A Meteoric Rise
France has a new prime minister but not yet a new government. Perhaps the delay is intended to wring the full benefit of Gabriel Attal’s popularity from his nomination before the inevitable disappointment of discovering that the new government is pretty much like the old government but for the absence of a few (not always) familiar faces and the presence of a couple of new hopefuls. These ritual reshufflings are soon forgotten even by journalists, who are pretty much the only people to take much of an interest in them, and then only out of professional duty.
In any case, the pros have already rehearsed all that can be said at this date about Gabriel Attal. He is the most popular politician in the country, which isn’t saying much. He is the youngest prime minister in the history of the Fifth Republic. He’s gay, Jewish, young, glib, and a devotee of Macron, whom he resembles not only physically but also politically, in that nobody can say what his most fundamental commitments are. Hence he is characterized as a “pragmatist,” that is, a chameleon who will do whatever it takes without too many états d’âme.

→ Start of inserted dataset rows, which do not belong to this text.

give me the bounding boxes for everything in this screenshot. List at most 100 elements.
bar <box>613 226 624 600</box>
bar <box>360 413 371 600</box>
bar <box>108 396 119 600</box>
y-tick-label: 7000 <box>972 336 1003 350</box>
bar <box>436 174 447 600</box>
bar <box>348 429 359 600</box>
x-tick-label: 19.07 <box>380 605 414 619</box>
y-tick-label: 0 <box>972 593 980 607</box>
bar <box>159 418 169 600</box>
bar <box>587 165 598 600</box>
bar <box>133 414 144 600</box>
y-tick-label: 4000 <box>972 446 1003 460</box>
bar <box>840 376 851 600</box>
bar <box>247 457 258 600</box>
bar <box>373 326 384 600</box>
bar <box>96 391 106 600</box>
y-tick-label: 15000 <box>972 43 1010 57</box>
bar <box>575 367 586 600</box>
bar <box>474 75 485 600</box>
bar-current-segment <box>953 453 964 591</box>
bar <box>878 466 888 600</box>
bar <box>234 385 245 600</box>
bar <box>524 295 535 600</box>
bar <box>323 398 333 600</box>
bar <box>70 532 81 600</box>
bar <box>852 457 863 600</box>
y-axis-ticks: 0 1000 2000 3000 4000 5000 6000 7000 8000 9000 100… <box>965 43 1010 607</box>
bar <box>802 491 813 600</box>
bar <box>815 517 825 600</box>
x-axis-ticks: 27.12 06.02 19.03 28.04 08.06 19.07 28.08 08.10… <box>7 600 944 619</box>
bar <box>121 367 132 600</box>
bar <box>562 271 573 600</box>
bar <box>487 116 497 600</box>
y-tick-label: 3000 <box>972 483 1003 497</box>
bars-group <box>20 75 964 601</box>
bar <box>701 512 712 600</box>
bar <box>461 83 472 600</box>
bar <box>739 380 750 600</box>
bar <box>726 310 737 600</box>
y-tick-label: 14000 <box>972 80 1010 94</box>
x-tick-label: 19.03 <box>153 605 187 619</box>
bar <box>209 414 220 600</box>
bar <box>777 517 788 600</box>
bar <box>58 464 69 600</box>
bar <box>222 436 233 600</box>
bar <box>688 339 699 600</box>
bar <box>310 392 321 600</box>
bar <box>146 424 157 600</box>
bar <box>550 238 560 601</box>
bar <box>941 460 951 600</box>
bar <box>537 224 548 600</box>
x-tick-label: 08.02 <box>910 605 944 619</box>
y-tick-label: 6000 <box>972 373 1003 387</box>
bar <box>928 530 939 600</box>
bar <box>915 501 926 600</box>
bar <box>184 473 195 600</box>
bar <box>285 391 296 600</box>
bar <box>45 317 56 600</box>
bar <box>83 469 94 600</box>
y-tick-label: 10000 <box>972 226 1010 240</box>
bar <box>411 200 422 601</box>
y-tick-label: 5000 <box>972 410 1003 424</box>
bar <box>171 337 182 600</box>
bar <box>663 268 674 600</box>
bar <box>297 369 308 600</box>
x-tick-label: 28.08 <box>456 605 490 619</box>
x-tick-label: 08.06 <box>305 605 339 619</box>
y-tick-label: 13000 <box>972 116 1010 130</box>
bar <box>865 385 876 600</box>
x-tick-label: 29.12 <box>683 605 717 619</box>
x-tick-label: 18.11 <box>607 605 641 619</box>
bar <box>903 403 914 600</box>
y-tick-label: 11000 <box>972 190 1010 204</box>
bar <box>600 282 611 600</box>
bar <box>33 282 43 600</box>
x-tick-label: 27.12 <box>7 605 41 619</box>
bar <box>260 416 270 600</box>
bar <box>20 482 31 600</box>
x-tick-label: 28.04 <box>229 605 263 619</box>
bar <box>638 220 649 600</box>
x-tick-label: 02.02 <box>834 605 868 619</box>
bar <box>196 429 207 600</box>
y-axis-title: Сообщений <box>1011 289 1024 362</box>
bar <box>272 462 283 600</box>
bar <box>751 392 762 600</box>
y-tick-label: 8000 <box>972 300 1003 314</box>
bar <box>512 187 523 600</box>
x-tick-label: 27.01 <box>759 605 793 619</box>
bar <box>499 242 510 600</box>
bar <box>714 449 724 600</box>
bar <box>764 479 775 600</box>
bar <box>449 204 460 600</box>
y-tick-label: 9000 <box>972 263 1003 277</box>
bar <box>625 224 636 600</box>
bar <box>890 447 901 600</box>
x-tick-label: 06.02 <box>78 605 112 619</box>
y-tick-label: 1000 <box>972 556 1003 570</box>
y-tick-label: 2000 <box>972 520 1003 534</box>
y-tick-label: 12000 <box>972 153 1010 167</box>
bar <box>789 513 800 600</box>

The immediate chore is to prevent the RN from running away with the European Parliament elections in five months. Presumably, this feat is to be accomplished by doubling down on the abaya ban that made him such a popular education minister. If this is the political calculus, the Renaissance strategists had better lubricate their slide rules. The Le Penists’ recent advances cannot and will not be reversed by such symbolic hand-waving.

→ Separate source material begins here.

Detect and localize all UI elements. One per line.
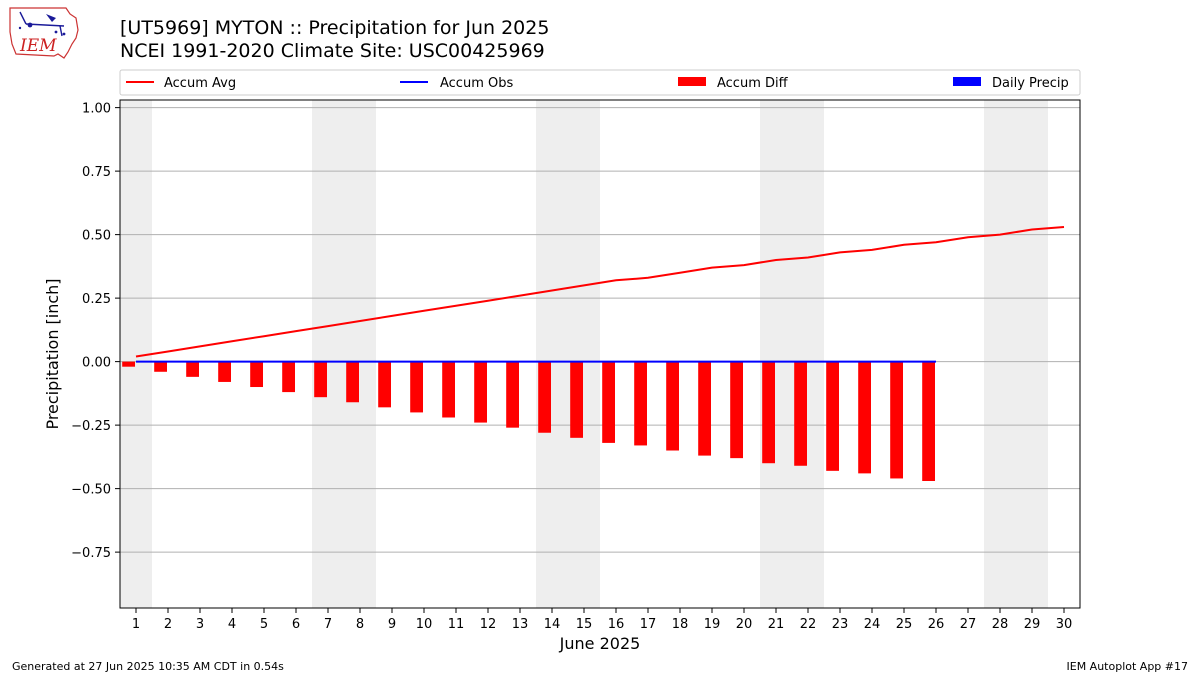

Rather than propose a program, Attal has promised to “tell the truth” and “act without waiting.” This certainly sounds better than “lie and temporize,” but it’s going to take a bit more to repair the fractures in the Renaissance ranks due to the immigration reform debacle. If Macron hopes to regenerate the movement that began as En Marche!, he will need more than the hologram of himself that he has now projected, Mélenchon-style, as his prime minister.
1 Comment
As you say, the appointment of Attal and the rightward shift of the ministerial team with the inclusion of Dati and Vautrin is clearly designed to weaken the appeal of the RN.